Augmenter la qualité de transmission, voire piloter les caméras à distance

ARNAUD COURTOIS, coordinateur de projet technique chez France Télévisions

« Nous testons depuis plusieurs mois le service Starlink. L’idée est d’aider les équipes qui sont dans les zones blanches ou encore de s’assurer de la qualité des transmissions dans des zones à forte densité de public, comme par exemple aux abords des stades de football les soirs de match. Les cellules ne peuvent absorber les flux et il faut disposer d’une solution alternative. Starlink peut être exploité en support de la 4G/5G afin d’augmenter le débit. Pour faire du transfert de fichiers, ce système fonctionne très bien et les débits sont très élevés. Le deuxième cas d’usage que nous avons étudié est de faire ce que nous appelons de la “remote production”. Nous réfléchissons à notre capacité, en cas de pandémie comme nous venons de le vivre, à pouvoir dispatcher des équipes de réalisation/production pour le mixage et la télécommande des caméras. Les équipes pourraient rester sur un site distant, ou même à domicile, et piloter les caméras à distance. C’est un cas actuellement fonctionnel avec un renvoi des flux vidéo directement dans le cloud. »


« Un nanosatellite ne couvre une zone donnée que pendant une heure par jour »

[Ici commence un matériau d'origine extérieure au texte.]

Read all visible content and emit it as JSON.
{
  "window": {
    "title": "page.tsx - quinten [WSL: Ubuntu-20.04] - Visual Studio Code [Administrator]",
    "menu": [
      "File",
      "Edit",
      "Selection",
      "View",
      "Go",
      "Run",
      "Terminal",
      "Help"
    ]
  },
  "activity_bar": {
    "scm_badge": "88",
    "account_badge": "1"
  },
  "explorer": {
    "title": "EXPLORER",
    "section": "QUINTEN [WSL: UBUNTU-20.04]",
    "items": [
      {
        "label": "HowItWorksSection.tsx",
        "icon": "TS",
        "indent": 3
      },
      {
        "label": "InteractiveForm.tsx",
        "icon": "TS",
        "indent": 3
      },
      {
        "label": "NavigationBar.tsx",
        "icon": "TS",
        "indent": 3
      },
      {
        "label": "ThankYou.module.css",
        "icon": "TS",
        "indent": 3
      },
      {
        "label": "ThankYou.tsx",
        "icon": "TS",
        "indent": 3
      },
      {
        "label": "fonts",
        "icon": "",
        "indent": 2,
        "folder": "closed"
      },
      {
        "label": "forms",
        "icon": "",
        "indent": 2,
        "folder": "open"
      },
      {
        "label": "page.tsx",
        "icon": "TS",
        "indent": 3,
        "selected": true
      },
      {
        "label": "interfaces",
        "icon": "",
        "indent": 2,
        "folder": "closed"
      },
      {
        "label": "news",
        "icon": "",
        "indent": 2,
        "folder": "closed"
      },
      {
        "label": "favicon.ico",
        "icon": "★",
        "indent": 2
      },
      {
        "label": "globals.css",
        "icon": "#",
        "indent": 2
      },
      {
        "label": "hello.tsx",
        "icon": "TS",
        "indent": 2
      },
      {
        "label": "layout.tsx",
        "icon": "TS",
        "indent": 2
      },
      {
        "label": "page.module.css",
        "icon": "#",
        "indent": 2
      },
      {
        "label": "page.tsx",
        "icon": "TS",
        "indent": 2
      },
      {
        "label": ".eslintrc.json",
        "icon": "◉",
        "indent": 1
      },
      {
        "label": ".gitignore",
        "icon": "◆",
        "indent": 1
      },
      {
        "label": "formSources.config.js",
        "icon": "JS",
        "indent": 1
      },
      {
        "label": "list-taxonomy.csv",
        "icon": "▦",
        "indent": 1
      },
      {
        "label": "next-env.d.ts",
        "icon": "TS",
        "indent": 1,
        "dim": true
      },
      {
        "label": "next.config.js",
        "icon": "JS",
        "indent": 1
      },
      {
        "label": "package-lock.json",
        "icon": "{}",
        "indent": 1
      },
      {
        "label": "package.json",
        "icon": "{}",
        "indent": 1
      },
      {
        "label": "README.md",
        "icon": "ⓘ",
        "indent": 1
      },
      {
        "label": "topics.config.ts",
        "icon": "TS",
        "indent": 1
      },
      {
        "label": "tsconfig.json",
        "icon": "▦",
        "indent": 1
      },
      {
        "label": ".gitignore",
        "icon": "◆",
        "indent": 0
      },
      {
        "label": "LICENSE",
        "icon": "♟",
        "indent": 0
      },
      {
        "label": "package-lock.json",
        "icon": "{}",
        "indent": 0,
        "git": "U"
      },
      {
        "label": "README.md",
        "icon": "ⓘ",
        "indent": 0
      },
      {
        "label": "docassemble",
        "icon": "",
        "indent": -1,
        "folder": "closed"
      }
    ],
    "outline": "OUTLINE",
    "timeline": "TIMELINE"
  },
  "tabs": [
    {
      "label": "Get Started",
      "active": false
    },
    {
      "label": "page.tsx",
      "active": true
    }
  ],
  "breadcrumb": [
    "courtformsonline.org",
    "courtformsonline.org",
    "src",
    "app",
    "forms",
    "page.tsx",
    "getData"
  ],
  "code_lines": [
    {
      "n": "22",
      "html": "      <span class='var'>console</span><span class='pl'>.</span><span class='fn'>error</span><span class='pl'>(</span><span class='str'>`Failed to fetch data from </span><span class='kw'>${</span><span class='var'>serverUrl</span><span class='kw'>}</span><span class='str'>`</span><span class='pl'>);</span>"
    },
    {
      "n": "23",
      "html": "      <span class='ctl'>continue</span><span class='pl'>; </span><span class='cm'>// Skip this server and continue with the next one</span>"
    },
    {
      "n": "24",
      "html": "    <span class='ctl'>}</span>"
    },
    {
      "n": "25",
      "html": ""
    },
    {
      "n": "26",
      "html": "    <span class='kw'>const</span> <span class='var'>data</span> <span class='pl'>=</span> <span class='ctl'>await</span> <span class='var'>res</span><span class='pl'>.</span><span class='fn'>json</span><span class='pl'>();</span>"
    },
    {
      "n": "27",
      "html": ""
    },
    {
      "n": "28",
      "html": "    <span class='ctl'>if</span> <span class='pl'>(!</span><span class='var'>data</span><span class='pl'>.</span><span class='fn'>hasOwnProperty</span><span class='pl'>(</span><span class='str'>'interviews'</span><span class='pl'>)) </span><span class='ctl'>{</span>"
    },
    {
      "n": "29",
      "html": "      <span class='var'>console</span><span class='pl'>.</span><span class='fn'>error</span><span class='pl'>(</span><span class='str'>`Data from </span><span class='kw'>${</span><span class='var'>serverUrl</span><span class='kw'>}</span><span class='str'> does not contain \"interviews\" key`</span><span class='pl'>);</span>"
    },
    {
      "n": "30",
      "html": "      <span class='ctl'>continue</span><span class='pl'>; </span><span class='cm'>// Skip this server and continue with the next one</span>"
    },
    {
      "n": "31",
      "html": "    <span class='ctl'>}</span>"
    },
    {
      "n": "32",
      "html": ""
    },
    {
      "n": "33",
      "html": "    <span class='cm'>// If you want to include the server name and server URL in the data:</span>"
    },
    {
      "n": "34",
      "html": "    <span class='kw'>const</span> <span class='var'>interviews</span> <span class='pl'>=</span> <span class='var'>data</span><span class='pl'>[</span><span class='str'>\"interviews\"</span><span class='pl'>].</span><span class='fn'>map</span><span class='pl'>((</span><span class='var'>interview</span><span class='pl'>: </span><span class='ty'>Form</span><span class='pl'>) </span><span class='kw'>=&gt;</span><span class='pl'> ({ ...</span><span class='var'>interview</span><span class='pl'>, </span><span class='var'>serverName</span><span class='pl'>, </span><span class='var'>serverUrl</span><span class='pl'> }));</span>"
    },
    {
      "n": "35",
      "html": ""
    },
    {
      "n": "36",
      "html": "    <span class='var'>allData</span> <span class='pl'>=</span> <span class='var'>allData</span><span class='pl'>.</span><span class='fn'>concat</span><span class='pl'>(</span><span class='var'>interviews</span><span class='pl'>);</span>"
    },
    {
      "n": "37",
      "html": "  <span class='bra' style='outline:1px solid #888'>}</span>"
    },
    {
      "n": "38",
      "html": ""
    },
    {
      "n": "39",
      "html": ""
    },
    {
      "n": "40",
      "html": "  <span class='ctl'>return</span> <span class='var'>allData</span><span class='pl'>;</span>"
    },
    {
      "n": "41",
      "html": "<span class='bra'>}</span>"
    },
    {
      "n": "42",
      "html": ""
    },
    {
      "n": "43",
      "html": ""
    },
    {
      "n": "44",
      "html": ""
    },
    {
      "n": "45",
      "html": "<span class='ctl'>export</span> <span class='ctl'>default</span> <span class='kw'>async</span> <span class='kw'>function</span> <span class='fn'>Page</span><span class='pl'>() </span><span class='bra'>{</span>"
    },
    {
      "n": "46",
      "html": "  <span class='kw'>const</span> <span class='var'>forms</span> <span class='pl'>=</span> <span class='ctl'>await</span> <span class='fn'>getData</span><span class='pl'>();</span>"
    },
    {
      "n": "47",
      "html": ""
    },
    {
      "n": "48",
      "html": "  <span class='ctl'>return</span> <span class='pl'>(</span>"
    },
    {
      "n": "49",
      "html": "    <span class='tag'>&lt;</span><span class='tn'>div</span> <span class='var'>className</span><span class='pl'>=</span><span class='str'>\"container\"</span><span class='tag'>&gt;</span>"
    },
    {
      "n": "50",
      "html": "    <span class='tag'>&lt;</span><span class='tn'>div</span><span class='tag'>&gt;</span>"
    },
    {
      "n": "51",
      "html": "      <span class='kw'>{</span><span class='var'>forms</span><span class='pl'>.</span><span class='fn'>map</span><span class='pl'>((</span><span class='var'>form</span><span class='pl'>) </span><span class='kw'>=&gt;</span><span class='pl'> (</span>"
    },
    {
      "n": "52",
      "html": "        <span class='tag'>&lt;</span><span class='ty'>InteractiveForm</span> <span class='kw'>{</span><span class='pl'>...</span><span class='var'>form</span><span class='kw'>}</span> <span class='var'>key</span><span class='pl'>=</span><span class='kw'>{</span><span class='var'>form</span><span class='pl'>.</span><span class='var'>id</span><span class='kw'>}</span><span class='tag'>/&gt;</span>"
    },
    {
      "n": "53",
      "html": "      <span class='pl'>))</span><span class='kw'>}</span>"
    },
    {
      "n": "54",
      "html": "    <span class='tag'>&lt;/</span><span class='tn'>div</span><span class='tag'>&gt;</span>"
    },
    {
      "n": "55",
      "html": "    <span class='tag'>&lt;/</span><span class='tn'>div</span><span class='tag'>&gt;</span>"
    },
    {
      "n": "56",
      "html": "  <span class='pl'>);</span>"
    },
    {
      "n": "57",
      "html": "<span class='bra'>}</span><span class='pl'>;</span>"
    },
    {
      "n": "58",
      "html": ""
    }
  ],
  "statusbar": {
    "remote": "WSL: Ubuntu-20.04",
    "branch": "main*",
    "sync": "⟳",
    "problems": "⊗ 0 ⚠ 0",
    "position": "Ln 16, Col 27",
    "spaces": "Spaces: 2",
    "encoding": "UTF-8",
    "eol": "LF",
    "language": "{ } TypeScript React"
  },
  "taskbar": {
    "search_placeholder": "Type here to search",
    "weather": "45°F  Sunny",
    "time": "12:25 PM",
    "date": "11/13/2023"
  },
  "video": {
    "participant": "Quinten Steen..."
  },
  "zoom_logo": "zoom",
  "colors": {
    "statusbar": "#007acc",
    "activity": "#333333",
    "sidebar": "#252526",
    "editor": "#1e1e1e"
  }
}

ERIC BEAUDET, consultant senior, expert du secteur télécoms chez Teknowlogy

« Face aux imposants satellites géostationnaires qui coûtent plusieurs centaines de millions d’euros, les satellites en orbite moyenne ou basse sont beaucoup plus petits et ne coûtent quelques millions d’euros. Les nanosatellites sont encore plus petits et moins coûteux car réalisés avec des composants “achetés sur étagère”. Beaucoup de tests sont en cours dans ce domaine. L’enjeu, pour les opérateurs, est de constituer de grandes constellations. Cela est nécessaire car, plus l’orbite est basse, plus il faut placer de satellites pour couvrir la Terre. Un nanosatellite seul n’est en effet présent sur une zone donnée que pendant environ une heure par jour, ce qui limite énormément les applications possibles. Toute la problématique des opérateurs de ces constellations sera d’atteindre la taille critique nécessaire pour offrir un service intéressant pour les particuliers ou les entreprises, sachant qu’il n’y aura certainement pas la place pour tous les projets actuellement en compétition. »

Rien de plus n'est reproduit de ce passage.